Pausing the AI ​​may seem like a radical idea, but it will be necessary if AI continues to improve without finding a satisfactory alignment plan. When AI capabilities reach near-takeover levels, the only realistic option is for governments to clamp down firmly on labs to stop development. It would be suicidal to do otherwise.

And it might not be as hard to pause the AI ​​as some people make it out to be. At the moment, only a relatively small number of large companies are able to undertake the key areas of training, which means that implementation of a break is largely limited by political will, at least in the short term. In the long term, however, improving hardware and algorithms mean that a break may be difficult to enforce. Enforcement between countries, for example by treaty, would require enforcement, as would enforcement within countries, with steps such as strict hardware controls.

In the meantime, scientists need to better understand the risks. Although academic concerns are widely shared, there is still no consensus. Scientists should formalize their points of agreement, and show where and why their views diverge, in the new International Scientific Report on Advanced AI Safety, which should be developed into an “Intergovernmental Panel on Climate Change for AI risks”. Mainstream scientific journals should further open up existential risk research, even if speculative. The future does not provide data points, but looking ahead is as important for AI as it is for climate change.

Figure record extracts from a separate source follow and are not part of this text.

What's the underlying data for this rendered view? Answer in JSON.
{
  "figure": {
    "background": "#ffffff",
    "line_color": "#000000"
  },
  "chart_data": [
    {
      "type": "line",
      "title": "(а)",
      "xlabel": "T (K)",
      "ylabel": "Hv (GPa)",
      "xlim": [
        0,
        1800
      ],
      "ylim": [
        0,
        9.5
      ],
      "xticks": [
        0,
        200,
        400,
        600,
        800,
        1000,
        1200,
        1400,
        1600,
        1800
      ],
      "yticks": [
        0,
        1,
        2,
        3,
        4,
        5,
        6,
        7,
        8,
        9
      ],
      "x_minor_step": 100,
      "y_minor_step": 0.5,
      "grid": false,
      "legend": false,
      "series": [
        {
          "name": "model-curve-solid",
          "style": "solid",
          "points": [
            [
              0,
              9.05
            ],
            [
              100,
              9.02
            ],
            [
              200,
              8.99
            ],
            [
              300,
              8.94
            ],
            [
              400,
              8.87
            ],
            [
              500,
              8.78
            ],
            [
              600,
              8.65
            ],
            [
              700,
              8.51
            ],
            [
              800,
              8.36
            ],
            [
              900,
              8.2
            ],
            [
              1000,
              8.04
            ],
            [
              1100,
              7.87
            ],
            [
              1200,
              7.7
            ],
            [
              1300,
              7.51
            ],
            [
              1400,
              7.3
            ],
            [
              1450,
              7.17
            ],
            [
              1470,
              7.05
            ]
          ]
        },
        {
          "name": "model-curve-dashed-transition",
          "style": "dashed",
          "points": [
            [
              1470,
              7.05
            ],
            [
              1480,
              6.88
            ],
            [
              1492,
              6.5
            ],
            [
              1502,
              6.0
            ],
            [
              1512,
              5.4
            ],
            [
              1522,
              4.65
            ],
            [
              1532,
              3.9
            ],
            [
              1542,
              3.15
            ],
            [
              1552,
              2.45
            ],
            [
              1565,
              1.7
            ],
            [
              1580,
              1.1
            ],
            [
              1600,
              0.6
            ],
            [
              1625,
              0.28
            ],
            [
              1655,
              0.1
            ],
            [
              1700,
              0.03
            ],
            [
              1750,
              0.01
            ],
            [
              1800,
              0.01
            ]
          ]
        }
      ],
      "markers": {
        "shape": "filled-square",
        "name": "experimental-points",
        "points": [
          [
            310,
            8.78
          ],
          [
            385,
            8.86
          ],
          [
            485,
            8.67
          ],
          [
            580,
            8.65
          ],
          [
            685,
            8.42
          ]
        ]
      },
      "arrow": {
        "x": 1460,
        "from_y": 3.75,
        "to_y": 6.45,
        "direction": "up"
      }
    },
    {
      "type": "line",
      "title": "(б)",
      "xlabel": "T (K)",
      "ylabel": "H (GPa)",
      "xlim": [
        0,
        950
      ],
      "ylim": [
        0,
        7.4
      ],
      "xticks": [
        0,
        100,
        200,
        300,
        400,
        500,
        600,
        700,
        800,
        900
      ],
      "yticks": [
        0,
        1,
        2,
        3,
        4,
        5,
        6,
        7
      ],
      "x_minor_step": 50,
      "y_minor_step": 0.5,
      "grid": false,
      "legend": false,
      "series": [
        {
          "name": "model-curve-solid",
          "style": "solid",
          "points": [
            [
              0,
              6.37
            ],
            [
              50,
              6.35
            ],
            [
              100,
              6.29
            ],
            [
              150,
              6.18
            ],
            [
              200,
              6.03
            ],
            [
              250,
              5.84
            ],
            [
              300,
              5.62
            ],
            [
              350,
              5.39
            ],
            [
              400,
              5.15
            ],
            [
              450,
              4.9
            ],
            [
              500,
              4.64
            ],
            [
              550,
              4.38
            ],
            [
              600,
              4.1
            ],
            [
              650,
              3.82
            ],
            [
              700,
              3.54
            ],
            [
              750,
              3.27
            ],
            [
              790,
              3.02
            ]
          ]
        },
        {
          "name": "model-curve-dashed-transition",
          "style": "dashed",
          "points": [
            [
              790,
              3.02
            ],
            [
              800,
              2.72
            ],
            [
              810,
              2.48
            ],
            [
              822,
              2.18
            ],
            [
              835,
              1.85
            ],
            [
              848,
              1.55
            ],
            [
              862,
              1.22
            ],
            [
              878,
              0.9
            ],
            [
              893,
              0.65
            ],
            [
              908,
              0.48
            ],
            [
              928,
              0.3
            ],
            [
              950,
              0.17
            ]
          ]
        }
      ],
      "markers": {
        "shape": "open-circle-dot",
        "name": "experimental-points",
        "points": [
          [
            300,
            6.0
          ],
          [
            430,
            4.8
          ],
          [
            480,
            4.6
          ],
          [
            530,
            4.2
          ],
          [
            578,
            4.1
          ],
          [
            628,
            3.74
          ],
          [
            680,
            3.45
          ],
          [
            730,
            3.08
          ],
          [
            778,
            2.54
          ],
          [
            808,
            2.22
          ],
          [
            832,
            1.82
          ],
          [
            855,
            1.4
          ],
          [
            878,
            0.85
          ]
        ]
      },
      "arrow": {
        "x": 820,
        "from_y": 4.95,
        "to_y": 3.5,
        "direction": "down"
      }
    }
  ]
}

For their part, governments play a huge role in how AI develops. This starts with officially recognizing the inherent risk of AI, as the US, UK, and EU., and establish AI safety institutions. Governments should also draw up plans for what to do in the most critical and achievable situations, as well as how to deal with many unnecessary AGI issues such as mass unemployment, runaway inequality, and energy consumption. Governments should make their AGI strategies publicly available, allowing for scientific, industry and public evaluation.

The fact that major AI countries are constructively discussing common policy at biennial AI safety summits, including one in Seoul from May 21 to 22, is a big step forward. However, this process needs to be protected and expanded. . Working on a shared truth about existing risks of AI and expressing shared concerns with all 28 nations that were invited would already be a big step in that direction. Moreover, relatively easy measures must be agreed, such as the creation of licensing regimes, model evaluations, tracking of AI hardware, increased liability for AI labs, and exclusion of copyrighted material from training. An international AI agency must be established to protect enforcement.

Scientific progress is inherently difficult to predict. Still, superhuman AI will likely impact our civilization more than anything else this century. Waiting for the time bomb to explode is not a feasible strategy. Let us use the time we have as wisely as possible.